More than 100 Billion Songs Have Been Shazamed

Toggle Dark Mode
It’s been seven years since Apple acquired the music recognition service Shazam, and now it’s reached a significant milestone: it’s been used to recognize over 100 billion songs.
Apple announced the news today with some helpful comparisons to put that massive number in context. It’s 12 songs for every single person on earth, or one person identifying one song per second for 3,168 years.
To be clear, this milestone goes back to long before Apple bought Shazam. In fact, it predates even the iPhone or even the iTunes Store. As Apple explains in its press release, the music recognition service has been around since 2002; Apple launched the iTunes Music Store in 2003.
Shazam launched in 2002 as an SMS service in the UK, and back then, music fans would dial 2580, hold up their phones to identify music, and receive the song name and artist via text message. Apple
However, it was the iPhone and the App Store in 2008 that brought Shazam into the mainstream. Shazam was one of the first apps to hit the App Store, and by the summer of 2011, the service had crossed the one billion song threshold.
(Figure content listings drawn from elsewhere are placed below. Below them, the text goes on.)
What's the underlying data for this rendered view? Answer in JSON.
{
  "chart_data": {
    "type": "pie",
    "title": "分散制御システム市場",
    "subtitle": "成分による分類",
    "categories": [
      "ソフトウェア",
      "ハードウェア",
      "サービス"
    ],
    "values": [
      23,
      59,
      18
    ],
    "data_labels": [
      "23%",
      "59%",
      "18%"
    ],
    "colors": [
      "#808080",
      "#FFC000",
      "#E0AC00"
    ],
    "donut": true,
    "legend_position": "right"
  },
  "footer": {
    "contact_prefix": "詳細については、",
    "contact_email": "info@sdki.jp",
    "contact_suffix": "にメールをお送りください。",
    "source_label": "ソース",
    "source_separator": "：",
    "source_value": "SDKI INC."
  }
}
This monumental milestone not only reflects how much people enjoy using Shazam, but also their appetite for new music. Music discovery is at the core of everything we do, and we keep innovating to make sure music lovers around the world can tap the Shazam button no matter where they hear music playing!Oliver Schusser, Apple’s vice president of Apple Music and Beats
After Apple acquired Shazam in early 2018, it slowly began baking the music recognition features into iOS and macOS, to the point where the standalone app is no longer even needed. It’s still available on the App Store for folks who want to take advantage of advanced music discovery features like concert and tour info, but if all you want to do is recognize songs, your iPhone can do that without any help from the Shazam app. It’s been available in the Control Center since before Apple made it customizable in iOS 18, and added It to the Smart Stack in watchOS 11. You can also easily call it up via Siri on your iPhone or Apple Watch just by asking “What song is this?”
Apple also hasn’t hesitated to embrace and extend when it comes to its music services. Apple Music was one of the first Android apps the company ever launched, and Shazam continues to be available on the Play Store for Android smartphones and even Wear OS smartwatches.
That means there are far more than merely Apple devices contributing to these 100 billion recognitions. From SMS requests in the neolithic smartphone era to modern Android smartphones, folks have been Shazamming away for over two decades across a wide range of platforms, and today, over 300 million folks use Shazam to identify a song at least once every month.
As for the most Shazammed song? That would be Dance Monkey, which Apple says has been tagged over 45 million times.